At this point in my life, most people know that I am adopted. When I was younger I didn’t understand, and neither did any of my friends. As I have grown, my knowledge of the adoption process expanded. As I learned more, I realized how very special I was to have been adopted into a kind, warm family.
Somehow, being adopted makes some people feel like they have some unspoken power over me. When I was in third grade, some kids decided it would be funny to talk about who or what my birth parents could have been. They came up with ridiculous possibilities, such as a giraffe, an ice cream cone, or maybe just some famous person who thought I was too hideous to keep. At the time I laughed with them as they discussed my parents’ identities, but later I cried myself to sleep. That year I hated the fact that I was adopted and wished so hard that I could just be like everyone else, and live with my birth parents. I know now that the reason for their comments was ignorance.
As a teen, the thought of being adopted became much more difficult. I started thinking about where I really belonged and what I was meant to do in life. I do think that a small part of me died the day that my birth mother gave me up, and another the day I changed my name. Those moments I can never change. The person I was when I was born is lost, never to be found again.
Someday I might look for my birth mother, but only when I am absolutely. Two of my closest friends are adopted. One recently met his birth mother, while the other has never expressed any feeling towards finding her mother. Looking at them, gives me the courage to make my own choice about finding, or not finding my birth parents.

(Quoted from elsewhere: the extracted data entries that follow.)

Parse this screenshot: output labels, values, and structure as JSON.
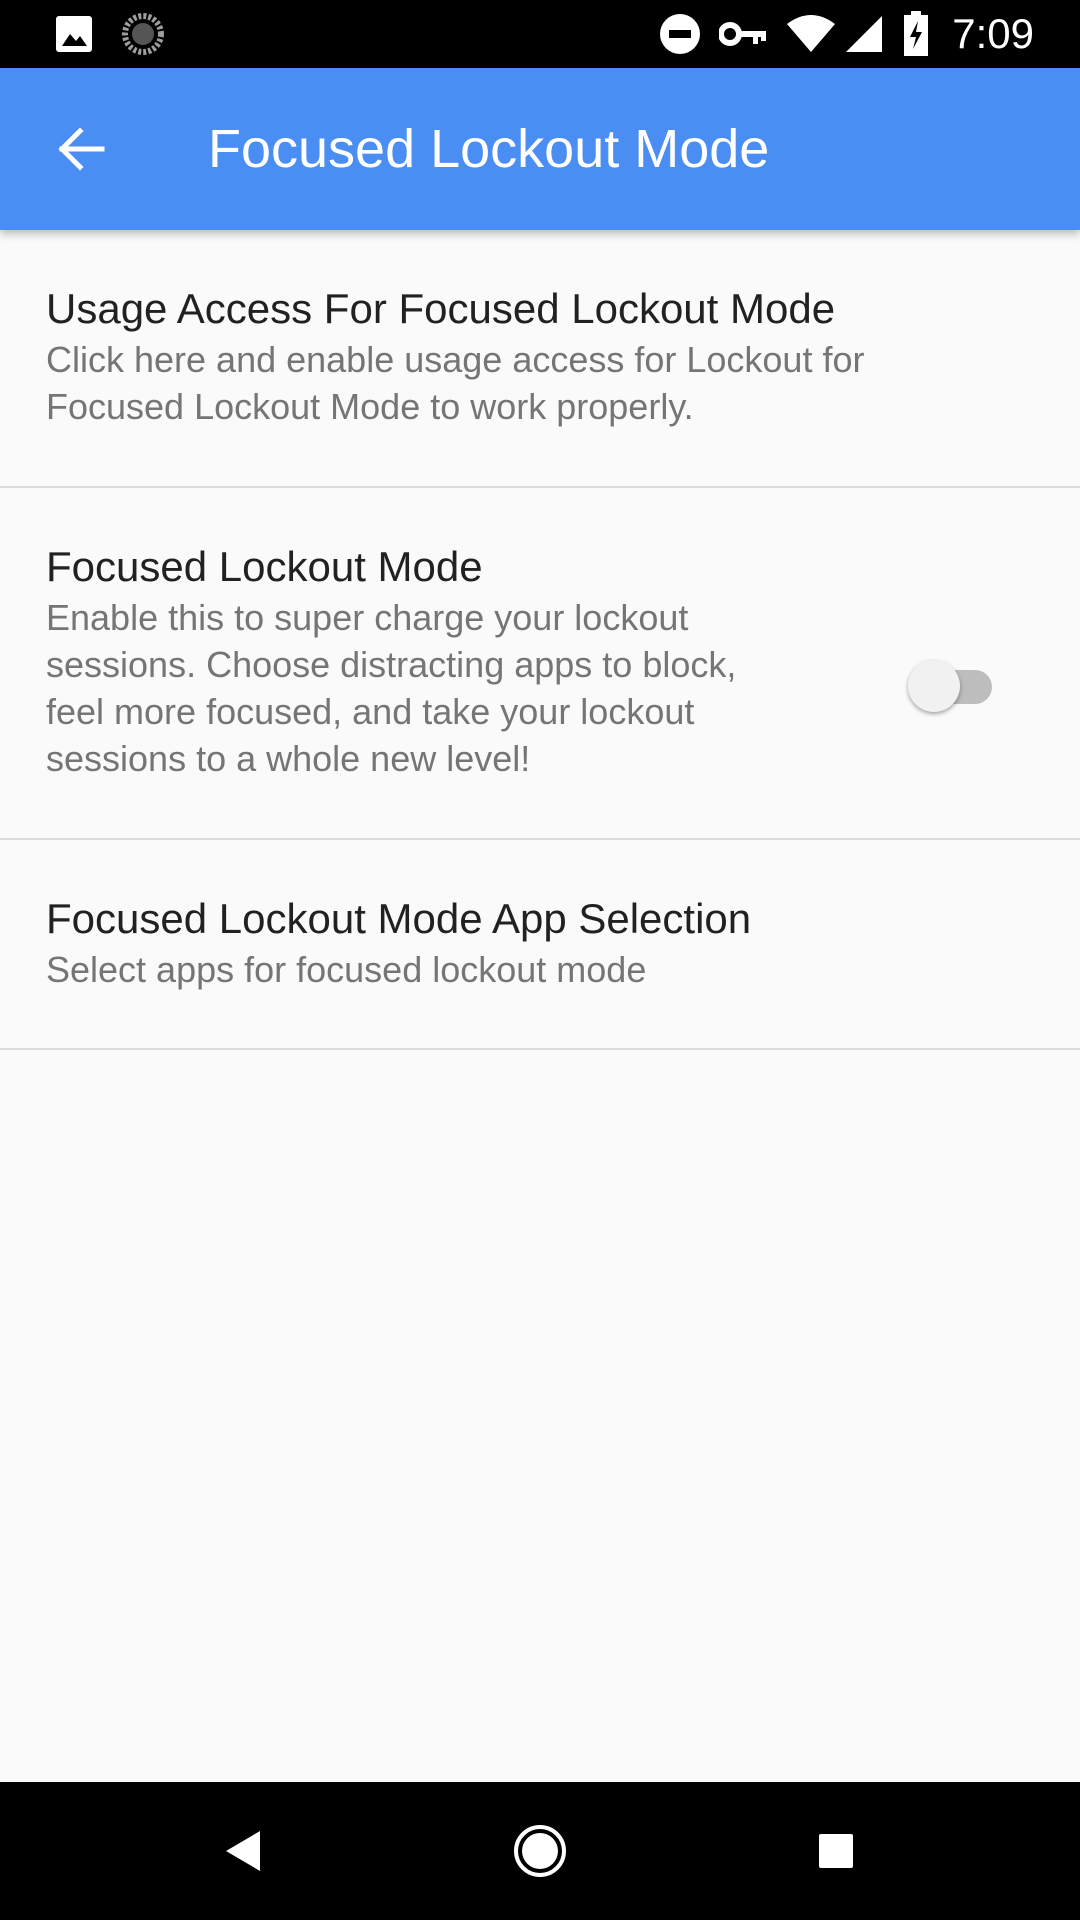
{
  "status_bar": {
    "time": "7:09",
    "icons": [
      "image-icon",
      "sync-icon",
      "do-not-disturb-icon",
      "vpn-key-icon",
      "wifi-icon",
      "signal-icon",
      "battery-charging-icon"
    ]
  },
  "app_bar": {
    "title": "Focused Lockout Mode",
    "back_icon": "arrow-back-icon",
    "color": "#4a8ef4"
  },
  "preferences": [
    {
      "title": "Usage Access For Focused Lockout Mode",
      "summary_lines": [
        "Click here and enable usage access for Lockout for",
        "Focused Lockout Mode to work properly."
      ]
    },
    {
      "title": "Focused Lockout Mode",
      "summary_lines": [
        "Enable this to super charge your lockout",
        "sessions. Choose distracting apps to block,",
        "feel more focused, and take your lockout",
        "sessions to a whole new level!"
      ],
      "toggle_on": false
    },
    {
      "title": "Focused Lockout Mode App Selection",
      "summary_lines": [
        "Select apps for focused lockout mode"
      ]
    }
  ],
  "nav_bar": {
    "icons": [
      "back-triangle-icon",
      "home-circle-icon",
      "recents-square-icon"
    ]
  }
}
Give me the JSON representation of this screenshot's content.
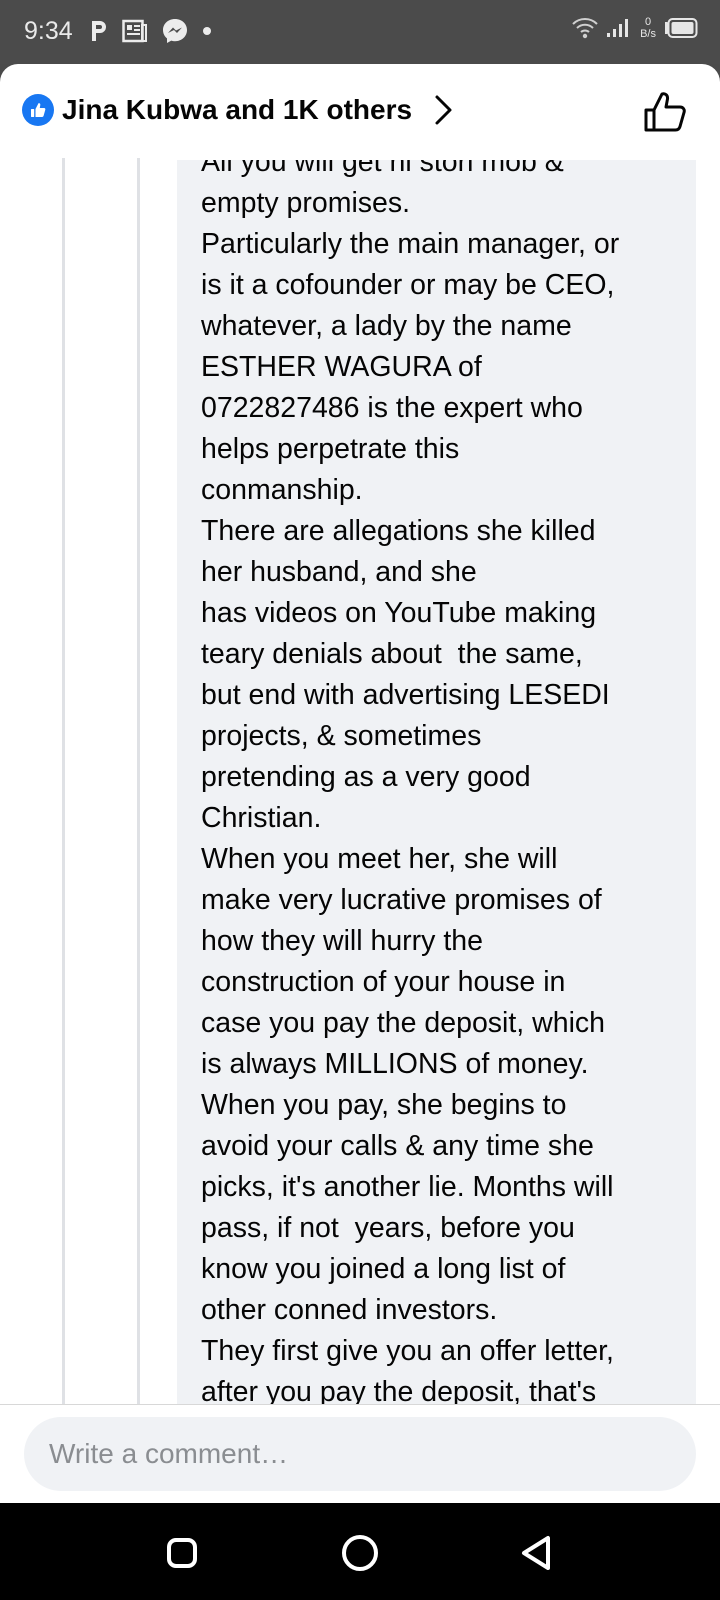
{
  "status_bar": {
    "time": "9:34",
    "left_icons": [
      "p-notification-icon",
      "news-icon",
      "messenger-icon",
      "dot-icon"
    ],
    "net_speed_value": "0",
    "net_speed_unit": "B/s"
  },
  "reactions": {
    "summary": "Jina Kubwa and 1K others"
  },
  "comment": {
    "lines": [
      "All you will get ni stori mob &",
      "empty promises.",
      "Particularly the main manager, or",
      "is it a cofounder or may be CEO,",
      "whatever, a lady by the name",
      "ESTHER WAGURA of",
      "0722827486 is the expert who",
      "helps perpetrate this",
      "conmanship.",
      "There are allegations she killed",
      "her husband, and she",
      "has videos on YouTube making",
      "teary denials about  the same,",
      "but end with advertising LESEDI",
      "projects, & sometimes",
      "pretending as a very good",
      "Christian.",
      "When you meet her, she will",
      "make very lucrative promises of",
      "how they will hurry the",
      "construction of your house in",
      "case you pay the deposit, which",
      "is always MILLIONS of money.",
      "When you pay, she begins to",
      "avoid your calls & any time she",
      "picks, it's another lie. Months will",
      "pass, if not  years, before you",
      "know you joined a long list of",
      "other conned investors.",
      "They first give you an offer letter,",
      "after you pay the deposit, that's"
    ]
  },
  "composer": {
    "placeholder": "Write a comment…"
  },
  "nav": {
    "buttons": [
      "recents-square-icon",
      "home-circle-icon",
      "back-triangle-icon"
    ]
  },
  "colors": {
    "facebook_blue": "#1877f2",
    "bubble_bg": "#f0f2f5",
    "status_bar_bg": "#4b4b4b",
    "nav_bar_bg": "#000000"
  }
}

Even though I don’t know my birth parents, I know my adoptive parents. They chose me in the very beginning to be their daughter and gave up their former ways of life to raise two children who weren’t their own. Adopting children takes a lot of courage, but they did it, knowing that we needed a better home.
I think we have to live with what we are given, no matter how we received it, and not the way we wish we could. I live my life with the knowledge that I can never be the same as the average person, but that I can be the best I can be, but with the bumps and bruises of my past. I can overcome the sorrow and hurt, and move on.
It might take me the rest of my life to actually accept the fact that being adopted is probably the best thing that has happened to me, but that is alright. Adopted or not, I believe that people can accept our differences and not ridicule others out of ignorance.